Die Ungarn benötigen viel Zeit für die Zubereitung ihres Essens. Besonders dem Fleisch wird viel Zeit und Aufmerksamkeit gewidmet, da dieses langsam gegart und angeröstet wird. Bekannte Beispiele sind das Paprikahuhn oder auch das „Gulyás“ (Gulasch). Auch der Fisch, bevorzugt Aal, Wels oder Hecht, wird gerne geröstet serviert. Als Beilagen reichen die Einwohner Ungarns selbst gemachte Nudeln und Nockerl oder auch „Tarhonya“ (Eiergraupen).

Die ungarische Kohlroulade ist säuerlich im Geschmack und wird mit Schweinefleisch, Speck, Grieben, Reis und Leber gefüllt.
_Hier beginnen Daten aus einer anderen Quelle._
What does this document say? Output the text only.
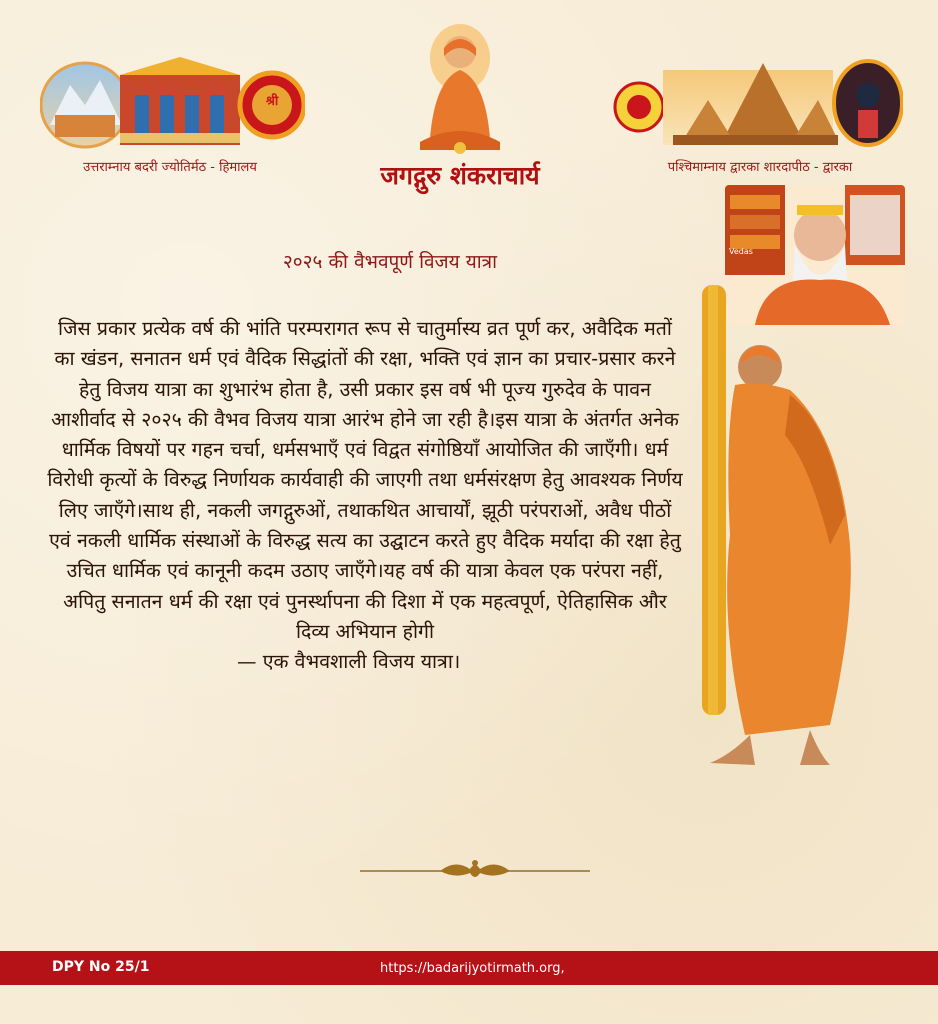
श्री
उत्तराम्नाय बदरी ज्योतिर्मठ - हिमालय	जगद्गुरु शंकराचार्य	पश्चिमाम्नाय द्वारका शारदापीठ - द्वारका
Vedas
२०२५ की वैभवपूर्ण विजय यात्रा

जिस प्रकार प्रत्येक वर्ष की भांति परम्परागत रूप से चातुर्मास्य व्रत पूर्ण कर, अवैदिक मतों का खंडन, सनातन धर्म एवं वैदिक सिद्धांतों की रक्षा, भक्ति एवं ज्ञान का प्रचार-प्रसार करने हेतु विजय यात्रा का शुभारंभ होता है, उसी प्रकार इस वर्ष भी पूज्य गुरुदेव के पावन आशीर्वाद से २०२५ की वैभव विजय यात्रा आरंभ होने जा रही है।इस यात्रा के अंतर्गत अनेक धार्मिक विषयों पर गहन चर्चा, धर्मसभाएँ एवं विद्वत संगोष्ठियाँ आयोजित की जाएँगी। धर्म विरोधी कृत्यों के विरुद्ध निर्णायक कार्यवाही की जाएगी तथा धर्मसंरक्षण हेतु आवश्यक निर्णय लिए जाएँगे।साथ ही, नकली जगद्गुरुओं, तथाकथित आचार्यों, झूठी परंपराओं, अवैध पीठों एवं नकली धार्मिक संस्थाओं के विरुद्ध सत्य का उद्घाटन करते हुए वैदिक मर्यादा की रक्षा हेतु उचित धार्मिक एवं कानूनी कदम उठाए जाएँगे।यह वर्ष की यात्रा केवल एक परंपरा नहीं, अपितु सनातन धर्म की रक्षा एवं पुनर्स्थापना की दिशा में एक महत्वपूर्ण, ऐतिहासिक और दिव्य अभियान होगी

— एक वैभवशाली विजय यात्रा।

DPY No 25/1	https://badarijyotirmath.org,
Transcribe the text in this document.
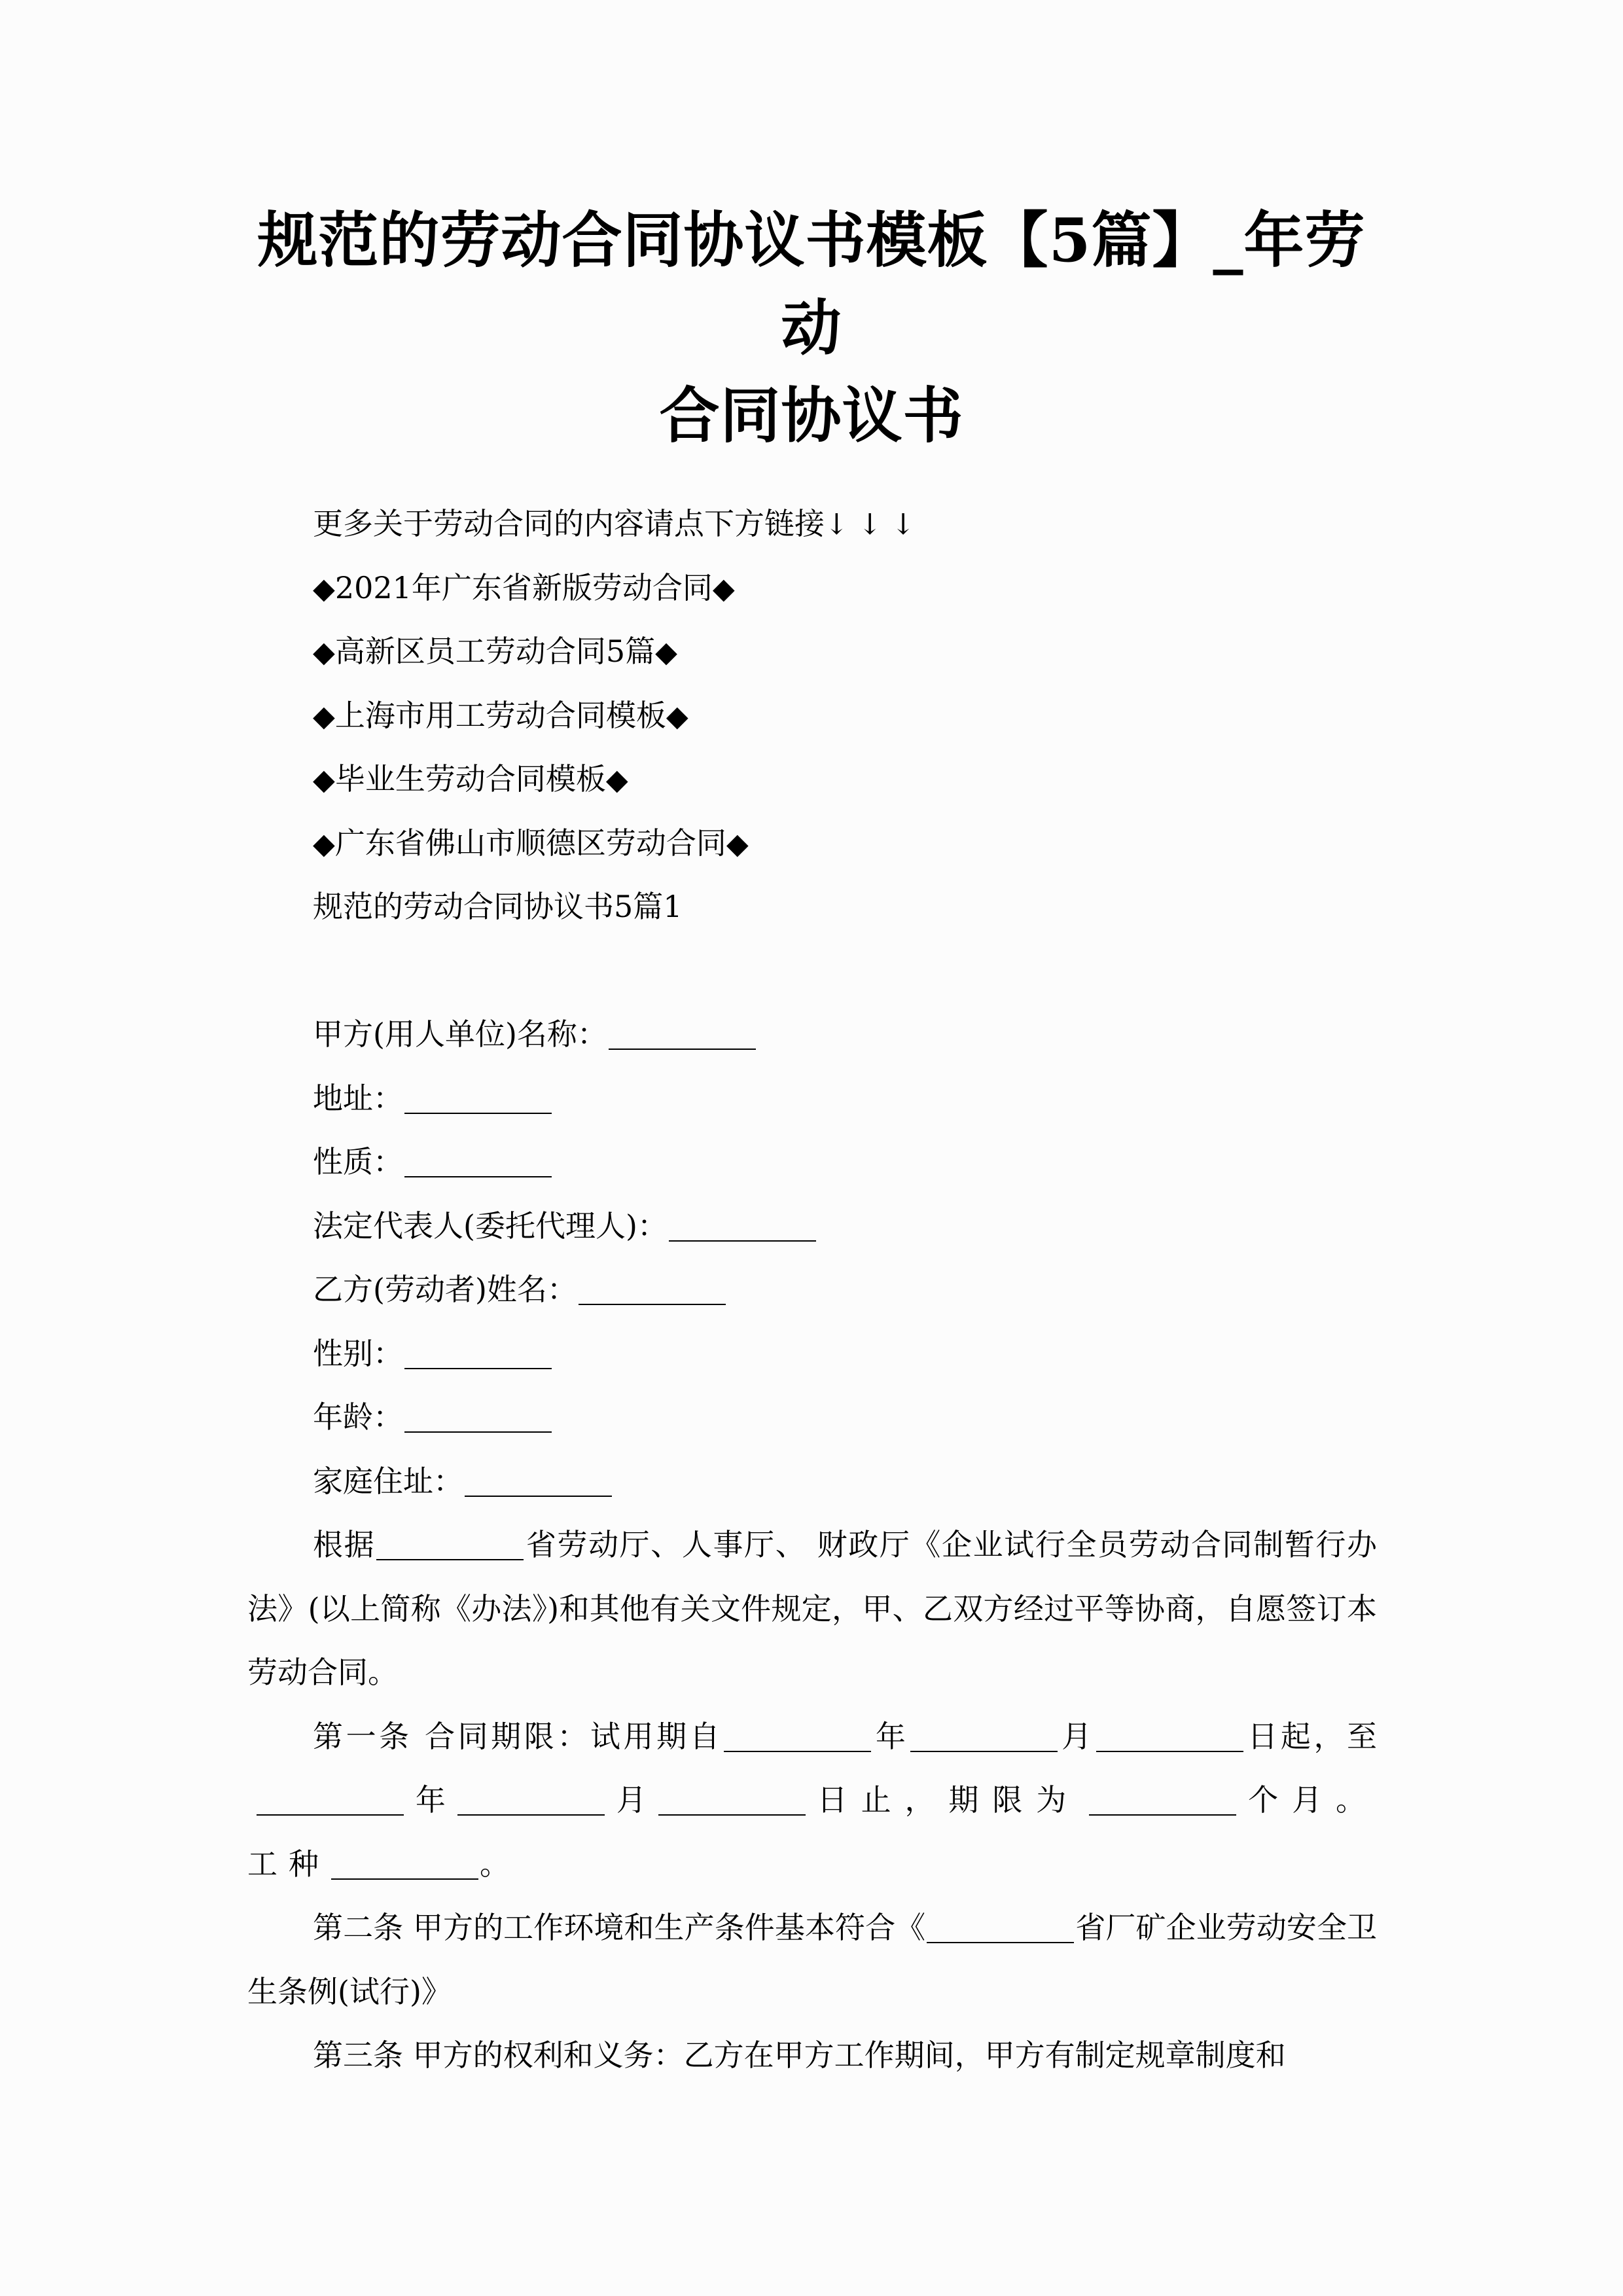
规范的劳动合同协议书模板【5篇】_年劳动
合同协议书
更多关于劳动合同的内容请点下方链接↓↓↓
◆2021年广东省新版劳动合同◆
◆高新区员工劳动合同5篇◆
◆上海市用工劳动合同模板◆
◆毕业生劳动合同模板◆
◆广东省佛山市顺德区劳动合同◆
规范的劳动合同协议书5篇1
甲方(用人单位)名称：
地址：
性质：
法定代表人(委托代理人)：
乙方(劳动者)姓名：
性别：
年龄：
家庭住址：
根据	省劳动厅、人事厅、 财政厅《企业试行全员劳动合同制暂行办法》(以上简称《办法》)和其他有关文件规定，甲、乙双方经过平等协商，自愿签订本劳动合同。
第一条 合同期限：试用期自	年	月	日起，至年	月	日止，期限为	个月。工种	。
第二条 甲方的工作环境和生产条件基本符合《	省厂矿企业劳动安全卫生条例(试行)》
第三条 甲方的权利和义务：乙方在甲方工作期间，甲方有制定规章制度和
Die osteuropäische Vorliebe für Suppen ist auch in Ungarn nicht gebrochen. Bekannte Beispiele sind die „Betyárensuppe“ (Vagabundensuppe mit Speck, Paprikawurst und Pilzen), die „Bräutigamsuppe“ (mit Gänsekeule und Gemüse als Grundlage) und die Bohnensuppe nach Jókai (bunte Bohnen in Eisbeinbrühe).

Auch wenn die Hauptspeisen sättigend und schwer sind, stehen Desserts auf der täglichen Speisekarte. In Ungarn gibt es diverse Versionen von Strudel mit Füllungen aus Quark und Mohn, Nüssen, Obst oder Kraut. Die ungarische Variante des Palatschinken (Eierkuchen) wird mit Walnüssen, Rosinen, Zucker, Sahne und Rum gefüllt und mit einer Schokoladen-Rum-Soße übergossen. Wem das noch nicht süß genug ist, der kann die ungarische Form der Wiener Sachertorte essen. Die „Dobostorte“ besteht aus sechs Schichten Biskuit, Schokoladencreme und einer Karamellglasur.